I have a special love for hearing piano trios (i.e., with bass and drums), and, in later years, Walton made many recordings in that format. But in Walton’s case, there’s a particular joy in hearing him play behind horn soloists, as in the obscure 1967 recording by the trumpeter Donald (Blackjack) Byrd. On this tune, “Eldorado,” Walton sticks close to the rhythm of the melody but seems to be hearing inside the heads of the soloists (especially the tenor saxophonist Hank Mobley—I wish their interplay had gone on for several more choruses). In his own solo, he used the insistent rhythm to loosely tether freewheeling inspirations until he meshes gears in a sultry, straightforward blues jaunt.
In 1986, in this concert from Japan (seen in the above clip) with the alto saxophonist Jackie McLean and the trumpeter Woody Shaw, Walton, in his superb solo, does something similar: taking off from a bluesy strut, he breaks into an overflowingly melodic mode and touches base with swing before spinning out piquantly out-of-phase chords and teeming note-torrents.
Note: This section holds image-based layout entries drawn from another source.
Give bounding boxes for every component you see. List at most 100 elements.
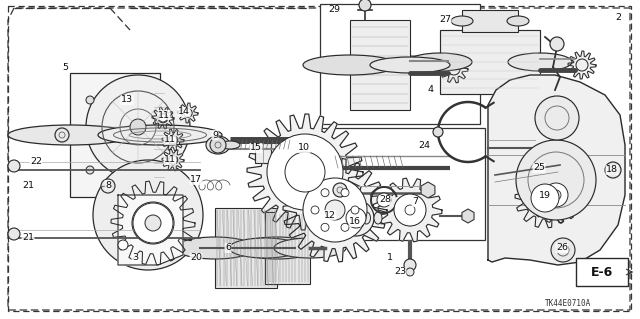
Circle shape: [55, 128, 69, 142]
Bar: [70, 73, 160, 197]
Circle shape: [550, 37, 564, 51]
Circle shape: [448, 63, 460, 75]
Circle shape: [406, 268, 414, 276]
Ellipse shape: [206, 136, 230, 154]
Circle shape: [516, 140, 596, 220]
Ellipse shape: [220, 141, 240, 149]
Text: 5: 5: [62, 63, 68, 72]
Text: 20: 20: [190, 254, 202, 263]
Text: 2: 2: [615, 13, 621, 23]
Text: TK44E0710A: TK44E0710A: [545, 299, 591, 308]
Circle shape: [86, 166, 94, 174]
Circle shape: [133, 203, 173, 243]
Text: 8: 8: [105, 181, 111, 189]
Bar: [215, 208, 277, 288]
Circle shape: [275, 142, 335, 202]
Circle shape: [168, 155, 178, 165]
Polygon shape: [118, 195, 183, 265]
Ellipse shape: [370, 57, 450, 73]
Circle shape: [531, 184, 559, 212]
Bar: [462, 10, 518, 32]
Circle shape: [544, 183, 568, 207]
Bar: [576, 258, 628, 286]
Circle shape: [311, 206, 319, 214]
Polygon shape: [488, 75, 625, 265]
Polygon shape: [515, 168, 575, 228]
Text: 13: 13: [121, 95, 133, 105]
Ellipse shape: [507, 16, 529, 26]
Text: 14: 14: [178, 108, 190, 116]
Circle shape: [404, 204, 416, 216]
Text: 17: 17: [190, 175, 202, 184]
Circle shape: [169, 156, 177, 164]
Circle shape: [341, 223, 349, 231]
Circle shape: [168, 135, 178, 145]
Text: 21: 21: [22, 181, 34, 189]
Circle shape: [359, 0, 371, 11]
Text: E-6: E-6: [591, 265, 613, 278]
Polygon shape: [247, 114, 363, 230]
Polygon shape: [111, 181, 195, 265]
Ellipse shape: [339, 212, 348, 224]
Circle shape: [287, 154, 323, 190]
Ellipse shape: [365, 56, 455, 74]
Circle shape: [531, 184, 559, 212]
Text: 25: 25: [533, 164, 545, 173]
Circle shape: [118, 240, 128, 250]
Ellipse shape: [408, 53, 472, 71]
Polygon shape: [528, 167, 584, 223]
Circle shape: [551, 238, 575, 262]
Bar: [350, 20, 410, 110]
Circle shape: [394, 194, 426, 226]
Polygon shape: [283, 158, 387, 262]
Polygon shape: [162, 129, 184, 151]
Text: 3: 3: [132, 254, 138, 263]
Circle shape: [86, 96, 94, 104]
Text: 7: 7: [412, 197, 418, 206]
Circle shape: [394, 194, 426, 226]
Circle shape: [267, 134, 343, 210]
Circle shape: [8, 160, 20, 172]
Text: 28: 28: [379, 196, 391, 204]
Text: 18: 18: [606, 166, 618, 174]
Text: 15: 15: [250, 144, 262, 152]
Circle shape: [341, 189, 349, 197]
Circle shape: [543, 182, 569, 208]
Ellipse shape: [305, 56, 395, 74]
Circle shape: [210, 137, 226, 153]
Circle shape: [433, 127, 443, 137]
Circle shape: [93, 160, 203, 270]
Ellipse shape: [229, 238, 301, 258]
Ellipse shape: [508, 53, 572, 71]
Circle shape: [404, 259, 416, 271]
Circle shape: [8, 228, 20, 240]
Circle shape: [321, 189, 329, 197]
Text: 4: 4: [427, 85, 433, 94]
Ellipse shape: [374, 212, 382, 224]
Circle shape: [303, 178, 367, 242]
Polygon shape: [440, 55, 468, 83]
Circle shape: [351, 206, 359, 214]
Circle shape: [551, 190, 561, 200]
Text: 16: 16: [349, 218, 361, 226]
Bar: [320, 128, 485, 240]
Ellipse shape: [98, 125, 222, 145]
Ellipse shape: [237, 237, 317, 259]
Circle shape: [605, 162, 621, 178]
Polygon shape: [378, 178, 442, 242]
Circle shape: [535, 96, 579, 140]
Circle shape: [333, 183, 347, 197]
Circle shape: [130, 119, 146, 135]
Text: 9: 9: [212, 130, 218, 139]
Polygon shape: [178, 103, 198, 123]
Ellipse shape: [303, 55, 397, 75]
Ellipse shape: [8, 125, 132, 145]
Circle shape: [159, 114, 167, 122]
Circle shape: [158, 113, 168, 123]
Polygon shape: [152, 107, 174, 129]
Circle shape: [145, 215, 161, 231]
Circle shape: [285, 152, 325, 192]
Polygon shape: [396, 196, 424, 224]
Circle shape: [86, 75, 190, 179]
Text: 10: 10: [298, 144, 310, 152]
Walton was as significant a composer as he was a performer. He played on the tenor saxophonist Clifford Jordan’s quietly majestic, even modestly era-defining, 1973 recording “Glass Bead Games,” and contributed two compositions to the session—“Shoulders” and “Bridgework”—which are two of my all-time favorite jazz compositions, ones that exemplify their time and capture the essence of jazz moods while also posing an awesome challenge: to improvise on themes that are already perfect.
The very status of that great album (I’ve got the CD but fondly recall the double-LP from Strata-East, an exceptional, short-lived, artist-run record label) tells a remarkable and troubled story, of the glory and curse of “jazz” itself. Some musicians dislike that word (Ahmad Jamal distances himself from it, Nicholas Payton utterly repudiates it), but the underlying question is the range of musical styles that jazz implies. Walton’s latter-day music wouldn’t have been out of place in his performances from more than fifty years ago. The recording with Jordan—coming, as it did, at a moment when both the avant-garde and pop-tinged fusion were getting the bulk of attention (the former, from critics; the latter, from audiences)—is a summing-up of a post-bop manner that had already become traditional. This self-consciously historicist distillation, with compositions dedicated to elder greats, make a claim for that manner as newly yet definitively classical.
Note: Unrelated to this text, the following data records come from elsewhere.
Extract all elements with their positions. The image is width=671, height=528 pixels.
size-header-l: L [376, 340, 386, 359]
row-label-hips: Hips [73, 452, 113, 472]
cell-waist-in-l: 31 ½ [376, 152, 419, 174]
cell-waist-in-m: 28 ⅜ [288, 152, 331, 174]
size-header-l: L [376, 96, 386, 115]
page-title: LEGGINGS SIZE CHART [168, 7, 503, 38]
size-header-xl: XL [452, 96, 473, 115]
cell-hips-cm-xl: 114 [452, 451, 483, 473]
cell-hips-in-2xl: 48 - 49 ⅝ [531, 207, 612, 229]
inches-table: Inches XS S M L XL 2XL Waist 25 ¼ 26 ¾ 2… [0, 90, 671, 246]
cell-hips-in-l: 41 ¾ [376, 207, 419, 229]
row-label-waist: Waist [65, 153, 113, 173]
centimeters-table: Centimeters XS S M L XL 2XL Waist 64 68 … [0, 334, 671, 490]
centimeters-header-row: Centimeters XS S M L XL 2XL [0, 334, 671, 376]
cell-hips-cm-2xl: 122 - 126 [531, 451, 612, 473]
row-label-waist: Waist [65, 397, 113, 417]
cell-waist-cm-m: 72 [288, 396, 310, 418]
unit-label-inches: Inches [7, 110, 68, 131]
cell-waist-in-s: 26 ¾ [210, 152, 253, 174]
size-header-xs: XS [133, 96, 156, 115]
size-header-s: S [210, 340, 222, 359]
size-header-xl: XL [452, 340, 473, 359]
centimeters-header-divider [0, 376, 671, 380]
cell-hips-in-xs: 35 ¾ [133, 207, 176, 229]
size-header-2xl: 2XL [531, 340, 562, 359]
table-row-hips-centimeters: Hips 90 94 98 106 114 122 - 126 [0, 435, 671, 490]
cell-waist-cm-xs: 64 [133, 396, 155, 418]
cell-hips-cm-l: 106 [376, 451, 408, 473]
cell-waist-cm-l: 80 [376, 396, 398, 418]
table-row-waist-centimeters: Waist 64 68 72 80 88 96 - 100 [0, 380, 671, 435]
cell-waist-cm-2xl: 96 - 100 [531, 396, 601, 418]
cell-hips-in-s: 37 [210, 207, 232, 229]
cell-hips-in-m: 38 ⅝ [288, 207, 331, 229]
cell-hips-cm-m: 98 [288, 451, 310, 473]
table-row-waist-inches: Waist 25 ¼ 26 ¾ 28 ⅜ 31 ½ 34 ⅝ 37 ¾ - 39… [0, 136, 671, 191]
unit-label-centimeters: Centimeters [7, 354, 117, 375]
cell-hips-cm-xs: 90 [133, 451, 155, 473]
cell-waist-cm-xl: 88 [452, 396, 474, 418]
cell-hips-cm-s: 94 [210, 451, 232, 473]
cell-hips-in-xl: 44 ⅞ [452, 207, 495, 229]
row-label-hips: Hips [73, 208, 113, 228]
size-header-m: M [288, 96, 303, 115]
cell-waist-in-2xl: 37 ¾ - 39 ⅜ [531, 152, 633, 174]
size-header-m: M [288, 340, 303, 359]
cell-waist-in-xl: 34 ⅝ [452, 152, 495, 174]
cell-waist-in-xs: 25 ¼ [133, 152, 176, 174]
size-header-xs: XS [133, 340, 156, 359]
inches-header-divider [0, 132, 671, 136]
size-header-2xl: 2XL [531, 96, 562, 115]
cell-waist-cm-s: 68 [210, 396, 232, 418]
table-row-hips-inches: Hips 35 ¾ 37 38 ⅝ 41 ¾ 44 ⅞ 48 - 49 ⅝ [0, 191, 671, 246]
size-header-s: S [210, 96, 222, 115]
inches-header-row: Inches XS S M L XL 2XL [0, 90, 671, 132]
All art forms reach their point of crisis, regarding their own conventions and the acceptance of the public. The prospect of further progress depends on a self-conscious reassessment of the art’s history, and the open field of radical possibilities leads to a congealing of taste around earlier styles that arose in response to specific conditions that no longer exist. But the trends of an art form are one thing, the lives and experiences of artists another. Walton negotiated just such a divide with integrity and invention, which doubles his place in the music’s history.